Pixel Park: How come you’ve never chosen the easy route and joined a big, safe games studio?

Derek: Because I like calling my own shots and doing my own thing. Besides, what constitutes a “safe games studio”? Especially given the current state of the gaming industry. If I wanted to keep working for someone, I wouldn’t have left the highly lucrative (at the time)
IT industry to go into gaming.

Pixel Park: You’ve received quite a lot of negative attention from gamers on the Internet; how have this affected you personally, and how have you dealt with it?
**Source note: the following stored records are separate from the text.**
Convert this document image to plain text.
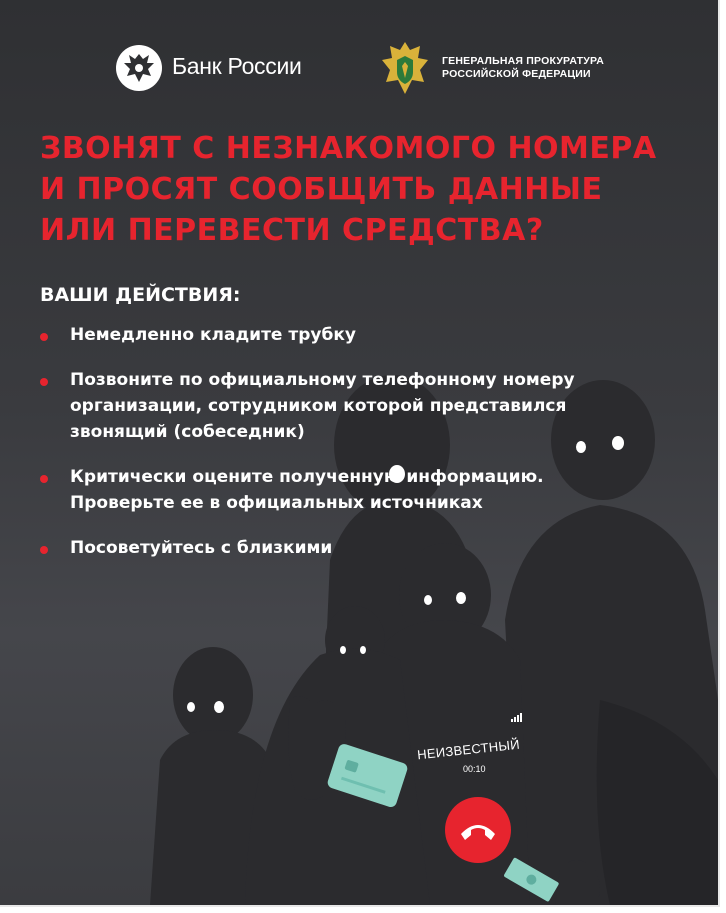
Банк России	ГЕНЕРАЛЬНАЯ ПРОКУРАТУРА
РОССИЙСКОЙ ФЕДЕРАЦИИ
ЗВОНЯТ С НЕЗНАКОМОГО НОМЕРА
И ПРОСЯТ СООБЩИТЬ ДАННЫЕ
ИЛИ ПЕРЕВЕСТИ СРЕДСТВА?
ВАШИ ДЕЙСТВИЯ:
Немедленно кладите трубку
Позвоните по официальному телефонному номеру
организации, сотрудником которой представился
звонящий (собеседник)
Критически оцените полученную информацию.
Проверьте ее в официальных источниках
Посоветуйтесь с близкими
НЕИЗВЕСТНЫЙ
00:10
Derek: It doesn’t affect me in the least. I’m not that egotistical whereby a bunch of idiots on the Net can intimidate me. And you’re using the term “gamers” loosely. What makes you think they’re gamers? Just because they happened to be on the Net? Most of them are antisocial misfits who probably never buy games, but since they can pirate them, it makes them “gamers”.

Pixel Park: There is so much potential for games in the future. Where do you see the industry going, and what is your vision of where you want to take it?

Derek: I said this many years ago in one of my blogs, digital distribution is the wave of the future. Here we are. With the steady decline of the PC gaming industry, we’re going to also see a shift to pay-for-play being the norm. Not unlike MMOs of today. In other words, you’re not going to see one off games (PC or consoles) in the near future. And piracy is going to force us to transition to backend server authentication (ala Steam) of games being the norm; be it single or multiplayer.

Big thanks go out to Derek Smart for answering my questions!

If I produced an indie game

I’m not an independent developer, nor do I run a studio, but if I were an indie there are a few points I’d adhere to for my first title. The points are based on a few key ideas; make the production cheap, use word-of-mouth as a marketing strategy and aim for a casual crowd. Making it casual enables a cheaper production as casual gamers don’t demand AAA production values, and their treshold to try out new titles online are low.

1. Accessibility.
Minimize all that stands between the game and the player the first time she’s about to experience it. Use Flash as your platform – click a link in your browser and you’re playing. Make the control barrier as transparent as possible by using a simple, intuitive mouse control.

2. Embedded viral marketing
Use the players to spread the word – make their gaming experience produce something they want to show off , and something others will be impressed by. Provide the tools to easily send a unique URL that carries the viral content to friends.

3. Community
Have some form of multiplayer, even if it’s just a social lobby. Provide features that drive the development of communities. Being part of a community makes players stay, and encourages them to bring their real life friends with them into the community – and the game.

4. Art direction
Go with stylized art that won’t require the creation of highly detailed graphics or a lot of unique resources.